A novel scheme for hundred-hertz linewidth measurements with self-heterodyne method

TL;DR

This paper introduces a new self-heterodyne method for measuring laser linewidths in the hundreds of hertz range using significantly shorter delay fibers, improving measurement efficiency and practicality.

Contribution

The authors develop a novel scheme that allows accurate linewidth measurement with much shorter delay fibers than previously required, expanding the applicability of the self-heterodyne technique.

Findings

Accurate linewidth measurement for lasers below 100 Hz using 10 km fiber.

Linewidth can be deduced from -20 dB or -40 dB points of the Lorentzian fit for broader linewidths.

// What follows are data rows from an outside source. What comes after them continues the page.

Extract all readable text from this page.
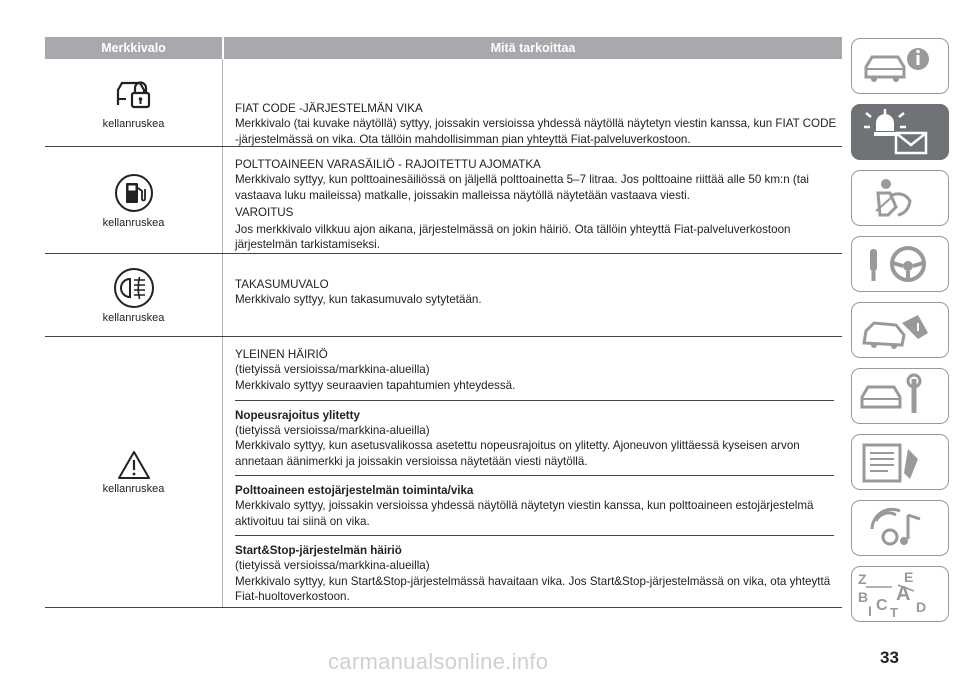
Merkkivalo	Mitä tarkoittaa
kellanruskea
FIAT CODE -JÄRJESTELMÄN VIKA
Merkkivalo (tai kuvake näytöllä) syttyy, joissakin versioissa yhdessä näytöllä näytetyn viestin kanssa, kun FIAT CODE -järjestelmässä on vika. Ota tällöin mahdollisimman pian yhteyttä Fiat-palveluverkostoon.
kellanruskea
POLTTOAINEEN VARASÄILIÖ - RAJOITETTU AJOMATKA
Merkkivalo syttyy, kun polttoainesäiliössä on jäljellä polttoainetta 5–7 litraa. Jos polttoaine riittää alle 50 km:n (tai vastaava luku maileissa) matkalle, joissakin malleissa näytöllä näytetään vastaava viesti.
VAROITUS
Jos merkkivalo vilkkuu ajon aikana, järjestelmässä on jokin häiriö. Ota tällöin yhteyttä Fiat-palveluverkostoon järjestelmän tarkistamiseksi.
kellanruskea
TAKASUMUVALO
Merkkivalo syttyy, kun takasumuvalo sytytetään.
kellanruskea
YLEINEN HÄIRIÖ
(tietyissä versioissa/markkina-alueilla)
Merkkivalo syttyy seuraavien tapahtumien yhteydessä.
Nopeusrajoitus ylitetty
(tietyissä versioissa/markkina-alueilla)
Merkkivalo syttyy, kun asetusvalikossa asetettu nopeusrajoitus on ylitetty. Ajoneuvon ylittäessä kyseisen arvon annetaan äänimerkki ja joissakin versioissa näytetään viesti näytöllä.
Polttoaineen estojärjestelmän toiminta/vika
Merkkivalo syttyy, joissakin versioissa yhdessä näytöllä näytetyn viestin kanssa, kun polttoaineen estojärjestelmä aktivoituu tai siinä on vika.
Start&Stop-järjestelmän häiriö
(tietyissä versioissa/markkina-alueilla)
Merkkivalo syttyy, kun Start&Stop-järjestelmässä havaitaan vika. Jos Start&Stop-järjestelmässä on vika, ota yhteyttä Fiat-huoltoverkostoon.
Z	E
B A
I C T D
33
carmanualsonline.info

The method reduces the need for prohibitively long fiber delays in self-heterodyne measurements.

Abstract

We propose a novel scheme for accurately determining hundred-hertz linewidth by delayed self-heterodyne method in which delay time far less than the laser's coherence time. That exceeds the former understanding as to the delayed self-heterodyne technique which requiring a prohibitively long fiber. The self-heterodyne autocorrelation function and power spectrum are evaluated and by numerical analysis we ensure that -3dB of power spectrum is applied to the self-heterodyne linewidth measurements. For laser linewidth less than 100 Hz, linewidth can be measured directly by 10 km fiber, and in more general case linewidth can be deduced from -20 dB or -40 dB of the fitting Lorentzian curve.